Within the Mediterranean region a number of distinctive vegetation communities can be recognized, comprising some 25,000 species, of which about 50 per cent are endemic. Broadly defined, these originated with the establishment of a mediterranean-type climate about 3.2 million years ago, since when they have been subject to the vicissitudes of glacial–interglacial climate changes, plus the intensification of human impact during the last 10,000 years (Chapters 4 and 9). These communities are dynamic, responding to environmental changes at a variety of scales, both spatial and temporal. This chapter explores the characteristics of these communities and examines the relationships between ecosystem dynamics and biodiversity, and ecosystem response to disturbance. For example, each year fires burn out of control and are the subject of regular news stories during summer months.

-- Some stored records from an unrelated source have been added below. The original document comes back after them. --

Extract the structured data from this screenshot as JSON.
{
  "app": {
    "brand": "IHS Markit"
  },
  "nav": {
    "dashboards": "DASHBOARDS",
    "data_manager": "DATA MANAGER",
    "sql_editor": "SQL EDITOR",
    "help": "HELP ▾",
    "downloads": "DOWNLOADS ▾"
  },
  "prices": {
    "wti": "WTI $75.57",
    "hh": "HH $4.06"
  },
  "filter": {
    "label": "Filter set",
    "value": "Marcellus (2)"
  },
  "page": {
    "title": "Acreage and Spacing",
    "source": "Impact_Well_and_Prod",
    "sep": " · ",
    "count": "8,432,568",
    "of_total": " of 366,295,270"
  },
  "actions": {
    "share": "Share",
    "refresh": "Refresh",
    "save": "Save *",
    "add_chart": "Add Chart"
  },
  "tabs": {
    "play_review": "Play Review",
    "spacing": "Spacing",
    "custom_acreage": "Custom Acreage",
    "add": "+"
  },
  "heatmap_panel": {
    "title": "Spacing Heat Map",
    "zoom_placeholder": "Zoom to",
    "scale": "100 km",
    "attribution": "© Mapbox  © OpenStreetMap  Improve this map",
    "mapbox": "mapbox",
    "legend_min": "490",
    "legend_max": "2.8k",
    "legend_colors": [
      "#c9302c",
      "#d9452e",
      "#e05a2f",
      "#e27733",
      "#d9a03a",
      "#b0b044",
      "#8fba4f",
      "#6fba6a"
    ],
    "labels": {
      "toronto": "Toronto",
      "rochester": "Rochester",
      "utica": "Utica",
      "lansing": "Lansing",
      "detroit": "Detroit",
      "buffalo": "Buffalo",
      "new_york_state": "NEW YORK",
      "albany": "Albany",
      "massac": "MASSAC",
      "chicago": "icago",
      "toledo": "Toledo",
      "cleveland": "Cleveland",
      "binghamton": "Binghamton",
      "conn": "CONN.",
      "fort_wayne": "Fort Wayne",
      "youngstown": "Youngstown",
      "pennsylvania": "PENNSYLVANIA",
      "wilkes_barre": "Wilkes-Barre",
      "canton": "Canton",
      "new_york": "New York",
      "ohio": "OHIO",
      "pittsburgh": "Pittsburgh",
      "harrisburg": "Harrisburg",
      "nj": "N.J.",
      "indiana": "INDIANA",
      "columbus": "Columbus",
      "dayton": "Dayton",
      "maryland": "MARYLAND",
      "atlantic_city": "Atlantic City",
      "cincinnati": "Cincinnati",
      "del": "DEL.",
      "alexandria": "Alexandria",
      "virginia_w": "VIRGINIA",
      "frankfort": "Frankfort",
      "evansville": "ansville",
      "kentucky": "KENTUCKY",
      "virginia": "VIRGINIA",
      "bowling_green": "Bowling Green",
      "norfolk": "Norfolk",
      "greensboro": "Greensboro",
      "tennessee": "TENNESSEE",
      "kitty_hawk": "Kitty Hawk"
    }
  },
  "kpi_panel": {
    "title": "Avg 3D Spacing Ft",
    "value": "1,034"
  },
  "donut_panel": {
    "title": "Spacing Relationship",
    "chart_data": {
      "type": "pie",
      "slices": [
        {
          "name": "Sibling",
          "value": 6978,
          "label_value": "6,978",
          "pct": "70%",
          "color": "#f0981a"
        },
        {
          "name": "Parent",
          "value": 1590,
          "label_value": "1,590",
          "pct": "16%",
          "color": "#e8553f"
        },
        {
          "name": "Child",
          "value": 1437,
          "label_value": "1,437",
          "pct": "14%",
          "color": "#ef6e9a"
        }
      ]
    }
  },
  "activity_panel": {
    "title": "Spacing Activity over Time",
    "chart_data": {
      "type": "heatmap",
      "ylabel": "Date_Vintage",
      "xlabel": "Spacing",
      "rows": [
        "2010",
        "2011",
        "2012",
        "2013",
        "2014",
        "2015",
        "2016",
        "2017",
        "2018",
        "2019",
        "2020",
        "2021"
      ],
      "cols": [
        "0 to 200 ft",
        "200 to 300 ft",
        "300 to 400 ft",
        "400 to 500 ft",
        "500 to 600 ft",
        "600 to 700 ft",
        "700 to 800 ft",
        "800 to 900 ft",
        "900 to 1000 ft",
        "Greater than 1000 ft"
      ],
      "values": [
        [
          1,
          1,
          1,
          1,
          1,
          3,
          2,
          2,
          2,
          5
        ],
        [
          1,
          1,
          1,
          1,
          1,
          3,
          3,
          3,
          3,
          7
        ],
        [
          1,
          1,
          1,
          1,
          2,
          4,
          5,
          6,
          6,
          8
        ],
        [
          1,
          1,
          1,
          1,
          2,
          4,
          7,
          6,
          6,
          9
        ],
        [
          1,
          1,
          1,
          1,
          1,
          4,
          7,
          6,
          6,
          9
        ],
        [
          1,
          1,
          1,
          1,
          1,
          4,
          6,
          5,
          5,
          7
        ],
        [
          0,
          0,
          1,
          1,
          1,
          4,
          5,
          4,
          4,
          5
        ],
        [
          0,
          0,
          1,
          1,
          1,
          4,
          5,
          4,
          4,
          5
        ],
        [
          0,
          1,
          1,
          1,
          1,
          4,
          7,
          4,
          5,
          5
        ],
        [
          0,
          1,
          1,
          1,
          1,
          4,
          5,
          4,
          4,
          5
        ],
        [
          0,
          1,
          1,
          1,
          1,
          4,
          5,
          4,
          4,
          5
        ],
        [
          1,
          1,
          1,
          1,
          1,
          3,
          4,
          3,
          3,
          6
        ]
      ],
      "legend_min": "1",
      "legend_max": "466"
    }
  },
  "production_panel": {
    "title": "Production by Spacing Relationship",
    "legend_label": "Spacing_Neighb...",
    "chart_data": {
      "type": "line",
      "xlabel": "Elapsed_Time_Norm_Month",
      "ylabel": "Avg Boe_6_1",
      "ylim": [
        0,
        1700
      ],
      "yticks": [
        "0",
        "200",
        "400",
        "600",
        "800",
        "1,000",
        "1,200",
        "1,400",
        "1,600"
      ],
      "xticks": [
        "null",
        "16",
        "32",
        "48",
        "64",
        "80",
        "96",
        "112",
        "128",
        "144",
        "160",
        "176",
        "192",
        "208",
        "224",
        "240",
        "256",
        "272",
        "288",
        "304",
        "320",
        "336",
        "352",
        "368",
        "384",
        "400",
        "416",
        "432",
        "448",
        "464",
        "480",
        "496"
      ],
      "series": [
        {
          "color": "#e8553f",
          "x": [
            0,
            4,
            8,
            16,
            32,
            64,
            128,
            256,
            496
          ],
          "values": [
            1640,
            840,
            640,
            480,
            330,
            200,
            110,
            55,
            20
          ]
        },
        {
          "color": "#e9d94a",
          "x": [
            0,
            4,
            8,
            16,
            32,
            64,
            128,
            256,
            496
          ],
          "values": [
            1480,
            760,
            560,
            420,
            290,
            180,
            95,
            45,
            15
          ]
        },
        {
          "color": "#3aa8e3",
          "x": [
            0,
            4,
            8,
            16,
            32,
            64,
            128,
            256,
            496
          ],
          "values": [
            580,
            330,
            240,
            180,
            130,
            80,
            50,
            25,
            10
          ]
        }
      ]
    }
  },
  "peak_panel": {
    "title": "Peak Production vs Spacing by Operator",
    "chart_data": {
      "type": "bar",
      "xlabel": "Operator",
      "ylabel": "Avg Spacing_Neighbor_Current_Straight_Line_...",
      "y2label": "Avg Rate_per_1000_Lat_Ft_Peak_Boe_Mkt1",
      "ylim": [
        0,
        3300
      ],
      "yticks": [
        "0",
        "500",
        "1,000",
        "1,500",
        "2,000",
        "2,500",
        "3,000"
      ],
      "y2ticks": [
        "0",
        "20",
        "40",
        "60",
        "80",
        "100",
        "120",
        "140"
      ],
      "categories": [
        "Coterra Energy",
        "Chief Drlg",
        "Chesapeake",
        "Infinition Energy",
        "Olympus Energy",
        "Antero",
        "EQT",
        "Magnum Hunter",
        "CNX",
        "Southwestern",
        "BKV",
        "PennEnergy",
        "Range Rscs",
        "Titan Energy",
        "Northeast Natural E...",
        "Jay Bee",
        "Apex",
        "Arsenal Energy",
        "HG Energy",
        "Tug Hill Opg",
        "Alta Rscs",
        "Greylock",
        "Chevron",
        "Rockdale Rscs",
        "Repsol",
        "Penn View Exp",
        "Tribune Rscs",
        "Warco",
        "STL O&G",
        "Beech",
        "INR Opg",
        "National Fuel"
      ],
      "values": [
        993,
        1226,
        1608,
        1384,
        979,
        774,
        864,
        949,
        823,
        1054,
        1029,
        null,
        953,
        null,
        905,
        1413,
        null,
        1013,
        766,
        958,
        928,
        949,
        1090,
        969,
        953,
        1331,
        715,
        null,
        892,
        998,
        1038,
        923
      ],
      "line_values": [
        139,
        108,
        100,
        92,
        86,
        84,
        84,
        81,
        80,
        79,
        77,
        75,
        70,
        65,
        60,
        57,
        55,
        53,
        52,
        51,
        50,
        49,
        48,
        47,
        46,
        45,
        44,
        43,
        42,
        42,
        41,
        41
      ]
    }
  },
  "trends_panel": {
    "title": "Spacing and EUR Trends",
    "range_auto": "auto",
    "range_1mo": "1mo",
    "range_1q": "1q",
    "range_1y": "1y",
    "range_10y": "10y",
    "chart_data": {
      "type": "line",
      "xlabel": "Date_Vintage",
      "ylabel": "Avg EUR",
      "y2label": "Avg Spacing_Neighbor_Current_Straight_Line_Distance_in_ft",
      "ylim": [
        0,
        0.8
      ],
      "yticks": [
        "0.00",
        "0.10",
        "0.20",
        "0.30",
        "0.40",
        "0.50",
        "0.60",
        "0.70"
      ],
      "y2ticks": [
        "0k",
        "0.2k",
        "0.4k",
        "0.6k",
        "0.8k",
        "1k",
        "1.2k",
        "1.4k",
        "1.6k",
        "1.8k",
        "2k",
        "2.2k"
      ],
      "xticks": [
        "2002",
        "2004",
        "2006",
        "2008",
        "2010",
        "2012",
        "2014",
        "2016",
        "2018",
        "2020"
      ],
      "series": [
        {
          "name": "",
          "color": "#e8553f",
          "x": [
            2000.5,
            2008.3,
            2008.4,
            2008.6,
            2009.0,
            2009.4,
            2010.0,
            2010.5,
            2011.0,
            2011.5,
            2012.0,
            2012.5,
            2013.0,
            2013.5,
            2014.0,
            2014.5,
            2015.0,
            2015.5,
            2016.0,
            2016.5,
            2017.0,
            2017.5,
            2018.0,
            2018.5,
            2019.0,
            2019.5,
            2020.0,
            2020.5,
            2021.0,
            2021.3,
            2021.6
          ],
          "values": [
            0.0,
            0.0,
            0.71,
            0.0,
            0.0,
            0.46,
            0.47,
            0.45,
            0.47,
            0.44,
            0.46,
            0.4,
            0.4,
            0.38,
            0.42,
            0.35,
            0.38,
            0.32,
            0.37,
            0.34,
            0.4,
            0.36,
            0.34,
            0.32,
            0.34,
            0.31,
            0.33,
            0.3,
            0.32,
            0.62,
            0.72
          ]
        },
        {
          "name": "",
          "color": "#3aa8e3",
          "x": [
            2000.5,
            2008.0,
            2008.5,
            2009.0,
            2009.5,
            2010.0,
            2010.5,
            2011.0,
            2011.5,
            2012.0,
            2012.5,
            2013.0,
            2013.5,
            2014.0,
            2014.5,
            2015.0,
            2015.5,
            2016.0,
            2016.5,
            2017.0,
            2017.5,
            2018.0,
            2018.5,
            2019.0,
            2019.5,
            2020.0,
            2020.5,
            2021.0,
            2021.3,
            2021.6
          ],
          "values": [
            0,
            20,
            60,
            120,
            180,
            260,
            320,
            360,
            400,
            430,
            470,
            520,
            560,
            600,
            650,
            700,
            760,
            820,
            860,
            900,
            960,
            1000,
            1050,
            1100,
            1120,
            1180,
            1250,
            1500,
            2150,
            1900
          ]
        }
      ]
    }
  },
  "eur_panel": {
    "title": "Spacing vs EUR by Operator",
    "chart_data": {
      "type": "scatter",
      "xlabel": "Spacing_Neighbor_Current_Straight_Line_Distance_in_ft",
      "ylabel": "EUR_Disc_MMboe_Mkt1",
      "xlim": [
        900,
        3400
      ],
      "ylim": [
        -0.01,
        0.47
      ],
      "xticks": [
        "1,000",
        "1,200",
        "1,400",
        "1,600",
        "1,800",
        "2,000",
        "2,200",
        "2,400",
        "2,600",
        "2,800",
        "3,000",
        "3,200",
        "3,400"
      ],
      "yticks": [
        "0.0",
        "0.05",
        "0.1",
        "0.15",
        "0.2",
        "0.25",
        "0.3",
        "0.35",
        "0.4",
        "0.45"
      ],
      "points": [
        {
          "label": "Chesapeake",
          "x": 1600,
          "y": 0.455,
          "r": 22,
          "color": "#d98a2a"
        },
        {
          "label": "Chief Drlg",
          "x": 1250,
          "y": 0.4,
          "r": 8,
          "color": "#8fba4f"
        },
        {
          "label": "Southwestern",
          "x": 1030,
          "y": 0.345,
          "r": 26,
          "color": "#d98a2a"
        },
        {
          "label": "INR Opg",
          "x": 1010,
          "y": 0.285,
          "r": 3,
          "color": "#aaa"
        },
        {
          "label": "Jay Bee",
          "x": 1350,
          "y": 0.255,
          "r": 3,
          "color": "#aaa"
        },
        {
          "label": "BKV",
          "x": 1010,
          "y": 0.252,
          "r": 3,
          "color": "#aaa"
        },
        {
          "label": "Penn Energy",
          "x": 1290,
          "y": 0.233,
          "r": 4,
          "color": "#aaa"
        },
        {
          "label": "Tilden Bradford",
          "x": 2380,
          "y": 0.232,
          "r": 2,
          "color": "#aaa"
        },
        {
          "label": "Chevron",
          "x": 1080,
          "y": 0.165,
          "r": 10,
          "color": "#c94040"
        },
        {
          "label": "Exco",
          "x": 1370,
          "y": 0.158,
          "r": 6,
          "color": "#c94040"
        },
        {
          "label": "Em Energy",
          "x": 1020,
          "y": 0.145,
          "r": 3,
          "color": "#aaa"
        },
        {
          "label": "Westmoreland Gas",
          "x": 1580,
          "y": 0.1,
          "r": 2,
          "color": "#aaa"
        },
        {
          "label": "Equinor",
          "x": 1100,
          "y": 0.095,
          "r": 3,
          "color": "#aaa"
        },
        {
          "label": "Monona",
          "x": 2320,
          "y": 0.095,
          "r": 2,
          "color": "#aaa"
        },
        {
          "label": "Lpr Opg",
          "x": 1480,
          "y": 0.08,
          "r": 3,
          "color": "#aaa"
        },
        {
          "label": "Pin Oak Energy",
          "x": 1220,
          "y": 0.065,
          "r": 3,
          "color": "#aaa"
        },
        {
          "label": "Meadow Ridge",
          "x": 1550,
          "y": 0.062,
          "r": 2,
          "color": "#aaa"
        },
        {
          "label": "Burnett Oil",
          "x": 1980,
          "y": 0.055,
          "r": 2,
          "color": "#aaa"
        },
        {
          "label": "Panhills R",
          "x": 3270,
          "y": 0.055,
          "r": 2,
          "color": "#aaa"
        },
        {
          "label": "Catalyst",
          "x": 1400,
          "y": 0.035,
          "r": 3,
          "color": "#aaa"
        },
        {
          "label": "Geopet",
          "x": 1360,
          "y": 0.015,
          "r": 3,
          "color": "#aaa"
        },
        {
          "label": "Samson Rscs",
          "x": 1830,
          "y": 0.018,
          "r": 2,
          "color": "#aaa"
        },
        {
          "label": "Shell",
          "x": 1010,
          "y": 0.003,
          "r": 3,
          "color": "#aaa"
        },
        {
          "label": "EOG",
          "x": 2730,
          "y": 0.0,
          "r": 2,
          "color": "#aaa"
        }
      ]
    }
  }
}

While fires may be economically devastating and lead to loss of life (Chapter 19), ecologically their incidence is an important dynamic component of Mediterranean ecosystems and may, indeed, be crucial to the successful propagation and spread of plants and communities regarded as typically Mediterranean. Associated animal populations generally recover quickly despite inevitable loss of life in some populations. Thus understanding the role of fire and other disturbance factors such as grazing is key to understanding Mediterranean vegetation communities and ecosystem dynamics. The chapter concludes with an evaluation of the likely response of vegetation communities to potential atmospheric and land use changes. While a number of distinct vegetation communities have been identified, a common characteristic is an ability to survive hot, dry summers and cool, wet winters, together with frequent disturbances. Many of the communities are dominated by shrubs, and Mediterranean evergreen sclerophyllous shrublands are recognized as one of the defined ecosystems of the world (di Castri 1981). Such shrublands are at the centre of a continuum of communities which vary along gradients of moisture availability, temperature, and nutrient availability, usually determined by substrate, and human activity. At the extreme ends of these gradients, but still Mediterranean, are sclerophyllous woodlands, coniferous and deciduous forests, savannas and grasslands grading into steppe and semi-desert shrublands, and heathlands.